Figure montante de la littérature canadienne, Joseph Boyden, 39 ans, publie un premier roman magnifique et très poignant, qui révèle l’immense talent littéraire de cet écrivain aux racines amérindiennes. Rencontre.

Votre roman est un vibrant hommage à vos ancêtres amérindiens?

Joseph Boyden: "Oui. Je voulais rendre hommage à des grands héros de la Première Guerre mondiale méconnus, ou oubliés, par les Canadiens et totalement ignorés par l’historiographie officielle du Canada: les quelque 4000 soldats amérindiens, cris et ojibwés, qui se sont enrôlés dans l’armée canadienne pour combattre les Allemands dans le Nord de la France. Ils n’étaient pas des conscrits, mais des engagés volontaires. Ils constituaient un tiers des soldats en âge de servir sous les drapeaux. Je me suis inspiré de l’histoire véridique de Francis Pegahmagabow, un Amérindien issu de la même réserve où a grandi ma mère, un tireur d’élite et un éclaireur d’exception, dont on dit qu’il a tué à lui seul 387 soldats allemands. Il a été le soldat canadien le plus décoré de la Grande Guerre. Mais qui se souvient de lui? Il est mort humilié, disgracié et dans la déchéance."

Ces soldats amérindiens canadiens ont joué un rôle capital dans la célèbre et très funeste bataille de Vimy, en 1917.

"Absolument. Cette effroyable bataille a été gagnée grâce à l’audace et aux prouesses homériques de quatre divisions militaires canadiennes, qui perdirent 3598 soldats. Les Amérindiens ayant participé à cette bataille étaient des soldats résolus, audacieux et exemplaires.

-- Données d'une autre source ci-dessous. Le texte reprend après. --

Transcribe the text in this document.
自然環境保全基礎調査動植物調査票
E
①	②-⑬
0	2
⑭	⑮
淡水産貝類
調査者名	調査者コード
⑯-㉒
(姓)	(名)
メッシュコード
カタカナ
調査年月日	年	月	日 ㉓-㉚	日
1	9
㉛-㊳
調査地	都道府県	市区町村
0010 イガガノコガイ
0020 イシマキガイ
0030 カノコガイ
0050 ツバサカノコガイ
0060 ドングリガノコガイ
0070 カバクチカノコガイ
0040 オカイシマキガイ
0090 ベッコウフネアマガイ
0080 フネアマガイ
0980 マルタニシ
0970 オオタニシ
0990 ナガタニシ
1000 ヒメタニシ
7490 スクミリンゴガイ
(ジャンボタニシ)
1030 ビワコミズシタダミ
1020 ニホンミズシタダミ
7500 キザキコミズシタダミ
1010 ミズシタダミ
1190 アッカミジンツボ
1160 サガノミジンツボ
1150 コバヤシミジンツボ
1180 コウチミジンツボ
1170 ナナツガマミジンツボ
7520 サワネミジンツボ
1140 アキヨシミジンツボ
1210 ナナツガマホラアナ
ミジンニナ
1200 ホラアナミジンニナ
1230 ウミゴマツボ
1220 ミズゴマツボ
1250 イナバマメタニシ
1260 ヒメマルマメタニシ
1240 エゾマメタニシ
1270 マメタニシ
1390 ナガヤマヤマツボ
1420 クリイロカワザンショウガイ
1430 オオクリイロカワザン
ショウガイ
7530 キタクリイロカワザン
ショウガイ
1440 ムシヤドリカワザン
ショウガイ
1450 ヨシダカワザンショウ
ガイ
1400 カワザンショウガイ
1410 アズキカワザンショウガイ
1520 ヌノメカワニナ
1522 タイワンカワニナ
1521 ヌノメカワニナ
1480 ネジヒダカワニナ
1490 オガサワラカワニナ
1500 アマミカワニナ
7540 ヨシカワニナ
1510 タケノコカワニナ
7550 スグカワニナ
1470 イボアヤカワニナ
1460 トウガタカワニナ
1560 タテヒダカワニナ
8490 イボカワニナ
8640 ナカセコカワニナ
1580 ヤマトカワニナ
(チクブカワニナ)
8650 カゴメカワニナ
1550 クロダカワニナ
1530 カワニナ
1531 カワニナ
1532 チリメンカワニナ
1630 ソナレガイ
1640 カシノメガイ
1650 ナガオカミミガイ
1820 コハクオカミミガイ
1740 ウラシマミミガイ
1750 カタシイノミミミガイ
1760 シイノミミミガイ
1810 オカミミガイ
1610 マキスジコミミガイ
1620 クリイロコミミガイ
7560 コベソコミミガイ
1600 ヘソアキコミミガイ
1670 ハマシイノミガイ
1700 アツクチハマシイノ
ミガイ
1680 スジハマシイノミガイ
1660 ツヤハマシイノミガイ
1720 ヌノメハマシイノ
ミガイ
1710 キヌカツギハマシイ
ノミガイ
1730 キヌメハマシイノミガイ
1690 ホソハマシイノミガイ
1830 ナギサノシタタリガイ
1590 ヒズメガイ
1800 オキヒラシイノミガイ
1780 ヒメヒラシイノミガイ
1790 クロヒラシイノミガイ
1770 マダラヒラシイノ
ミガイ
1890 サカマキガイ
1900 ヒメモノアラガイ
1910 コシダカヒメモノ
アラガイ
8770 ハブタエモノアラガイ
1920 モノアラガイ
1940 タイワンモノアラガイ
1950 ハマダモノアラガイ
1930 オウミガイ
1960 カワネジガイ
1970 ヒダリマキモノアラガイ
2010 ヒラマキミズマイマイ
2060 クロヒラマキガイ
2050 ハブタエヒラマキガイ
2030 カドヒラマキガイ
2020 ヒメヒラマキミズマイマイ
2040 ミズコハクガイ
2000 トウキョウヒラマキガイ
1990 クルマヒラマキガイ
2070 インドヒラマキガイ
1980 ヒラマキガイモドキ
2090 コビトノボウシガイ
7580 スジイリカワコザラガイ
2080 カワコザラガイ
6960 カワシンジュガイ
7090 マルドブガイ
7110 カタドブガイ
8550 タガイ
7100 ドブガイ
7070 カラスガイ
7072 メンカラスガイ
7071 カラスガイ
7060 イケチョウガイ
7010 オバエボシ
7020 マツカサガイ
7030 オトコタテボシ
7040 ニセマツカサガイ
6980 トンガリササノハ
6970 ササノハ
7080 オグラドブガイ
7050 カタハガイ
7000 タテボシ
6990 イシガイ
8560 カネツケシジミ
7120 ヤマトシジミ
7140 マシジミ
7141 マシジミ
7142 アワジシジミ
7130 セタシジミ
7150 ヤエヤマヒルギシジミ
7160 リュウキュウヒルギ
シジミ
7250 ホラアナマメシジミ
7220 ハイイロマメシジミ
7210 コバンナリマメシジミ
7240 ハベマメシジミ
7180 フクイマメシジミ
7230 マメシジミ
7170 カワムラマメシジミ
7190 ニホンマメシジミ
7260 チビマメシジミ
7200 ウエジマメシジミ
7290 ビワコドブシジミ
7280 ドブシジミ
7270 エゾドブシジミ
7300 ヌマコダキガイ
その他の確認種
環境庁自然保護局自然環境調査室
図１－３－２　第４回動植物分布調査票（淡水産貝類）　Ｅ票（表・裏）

Pourtant, à l’époque, ils n’étaient pas reconnus comme des citoyens canadiens à part entière. Ils étaient victimes d’une discrimination institutionnalisée. On bafouait sans ambages leurs droits, on interdisait leur langue, on les christianisait de force. Ils vivaient dans des réserves miséreuses et n’avaient pas le droit de vote. Ils ne l’obtiendront qu’en 1968. C’est un chapitre sombre et honteux de l’histoire du Canada."

Pourquoi ces autochtones humiliés, émasculés et dénigrés se sont-ils enrôlés volontairement, avec tellement d’entrain et une conviction inébranlable, dans l’armée canadienne pour aller combattre les Allemands dans les tranchées d’Europe?

"Ces Amérindiens étaient de vaillants aventuriers. Chasseurs opiniâtres et infatigables arpentant les immenses forêts du Grand Nord canadien, ils étaient convaincus que participer à une guerre serait une expérience excitante. Pour les jeunes, c’était un moyen de retrouver leur virilité, alors qu’ils vivaient dans des conditions humiliantes, et d’exalter les traditions guerrières de leurs ancêtres."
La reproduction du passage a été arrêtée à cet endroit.